Amid growing public scrutiny, the University of Delaware last week halted a controversial residence hall program that critics say tried to force students to accept university-approved ideologies on moral and social issues.

In a statement released Thursday afternoon, UD president Patrick Harker said the program for dormitory residents on the Newark campus would be halted immediately for review.

“While I believe that recent press accounts misrepresent the purpose of the residential life program at the University of Delaware, there are questions about its practices that must be addressed and there are reasons for concern that the actual purpose is not being fulfilled,” Harker stated. “It is not feasible to evaluate these issues without a full and broad-based review.”

Harker said that after conferring with Vice President for Student Life Michael Gilbert and Dr. Kathleen Kerr, director of residence life, and he then directed that the program be stopped immediately.

“No further activities under the current framework will be conducted,” he said.

The Foundation for Individual Rights in Education alleged last week that the program amounted to an “Orwellian” attempt at thought control that violates students’ rights to freedom of conscience and freedom from compelled speech. The group described the program as a “systematic assault upon individual liberty, dignity, privacy and autonomy of university students” and called for it to be dismantled.

“We commend president Harker for terminating the program,” said FIRE vice president Robert Shibley. “This is a program that never should have been put in place, and we’re glad to see that the students of the University of Delaware will no longer be subject to this thought reform program.”
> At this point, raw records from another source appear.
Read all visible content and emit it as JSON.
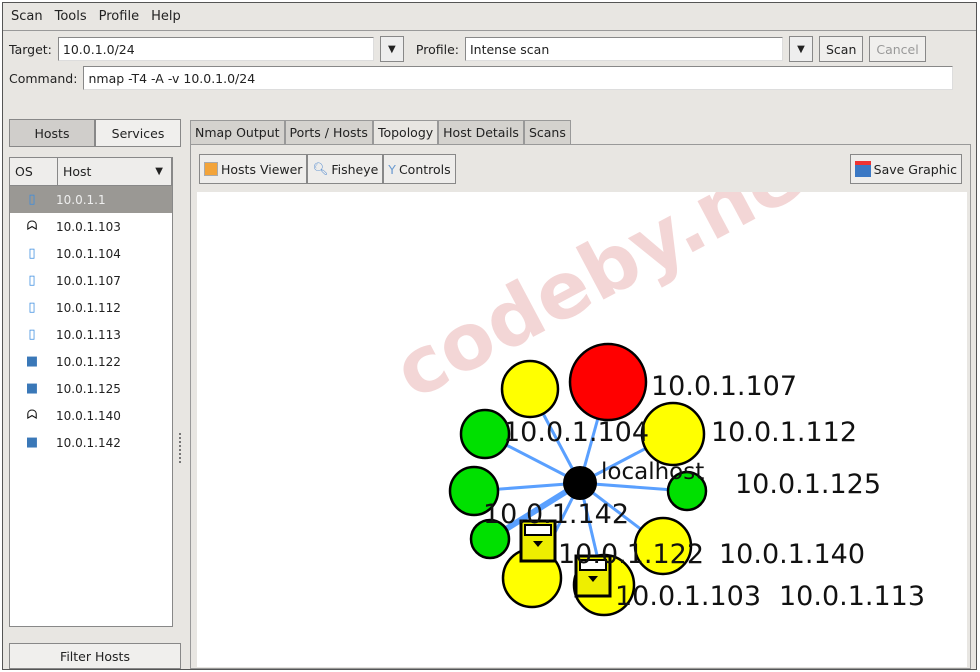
{
  "menu": [
    "Scan",
    "Tools",
    "Profile",
    "Help"
  ],
  "target": {
    "label": "Target:",
    "value": "10.0.1.0/24"
  },
  "profile": {
    "label": "Profile:",
    "value": "Intense scan"
  },
  "buttons": {
    "scan": "Scan",
    "cancel": "Cancel",
    "filter_hosts": "Filter Hosts"
  },
  "command": {
    "label": "Command:",
    "value": "nmap -T4 -A -v 10.0.1.0/24"
  },
  "left_tabs": [
    "Hosts",
    "Services"
  ],
  "host_columns": [
    "OS",
    "Host"
  ],
  "hosts": [
    {
      "ip": "10.0.1.1",
      "os": "mac-icon",
      "selected": true
    },
    {
      "ip": "10.0.1.103",
      "os": "linux-icon"
    },
    {
      "ip": "10.0.1.104",
      "os": "mac-icon"
    },
    {
      "ip": "10.0.1.107",
      "os": "mac-icon"
    },
    {
      "ip": "10.0.1.112",
      "os": "mac-icon"
    },
    {
      "ip": "10.0.1.113",
      "os": "mac-icon"
    },
    {
      "ip": "10.0.1.122",
      "os": "macos-server-icon"
    },
    {
      "ip": "10.0.1.125",
      "os": "macos-server-icon"
    },
    {
      "ip": "10.0.1.140",
      "os": "linux-icon"
    },
    {
      "ip": "10.0.1.142",
      "os": "macos-server-icon"
    }
  ],
  "tabs": [
    "Nmap Output",
    "Ports / Hosts",
    "Topology",
    "Host Details",
    "Scans"
  ],
  "active_tab": "Topology",
  "toolbar": {
    "hosts_viewer": "Hosts Viewer",
    "fisheye": "Fisheye",
    "controls": "Controls",
    "save_graphic": "Save Graphic"
  },
  "topology": {
    "center": "localhost",
    "colors": {
      "green": "#00e000",
      "yellow": "#ffff00",
      "red": "#ff0000",
      "edge": "#5aa0ff"
    },
    "circles": [
      "yellow",
      "red",
      "yellow",
      "green",
      "green",
      "green",
      "green",
      "yellow",
      "yellow",
      "yellow"
    ],
    "labels": [
      "10.0.1.107",
      "10.0.1.112",
      "10.0.1.104",
      "10.0.1.142",
      "10.0.1.125",
      "10.0.1.122",
      "10.0.1.140",
      "10.0.1.103",
      "10.0.1.113"
    ]
  },
  "watermark": "codeby.net"
}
According to FIRE, the university saw the program as a “treatment” for incorrect student beliefs on issues ranging from politics to race, sexuality and the environment. Among other things, the group cited a training session document that defines “racist” as a term synonymous with White supremacist, and one that applies to “all White people”’ in the United States “regardless of class, gender, religion, culture or sexuality.”

On the other hand, “people of color cannot be racists,” and there is no such thing in the United States as “reverse racism,” a term “created and used by White people to deny their White privilege.”

Brooke Aldrich, 18, a freshman from Hockessin, told The Associated Press she left one floor meeting for her dorm “feeling like I was a racist somehow because I was a White person or because I haven’t been oppressed.”

According to the Office of Residence Life’s diversity vision statement, “racism, sexism, heterosexism, ageism, ableism and other behaviors and systems that empower some while oppressing others will not be tolerated.”

The ostensible goal of the residence hall education program was to help students attain “citizenship.” The “competencies” that students were expected to achieve include recognizing that “systemic oppression exists in our society.”

Sample questions for one-on-one training sessions between resident assistants and dormitory students included “When were you first made aware of your race?” and “When did you discover your sexual identity?”

Students have said they were told that participation in the program was mandatory. Gilbert said in a letter to FIRE last Wednesday that the school had taken steps “to clarify this misconception.”

Gilbert also took issue with the presumption that UD students “are so empty-headed and ignorant that they would be ‘indoctrinated’ with ease.”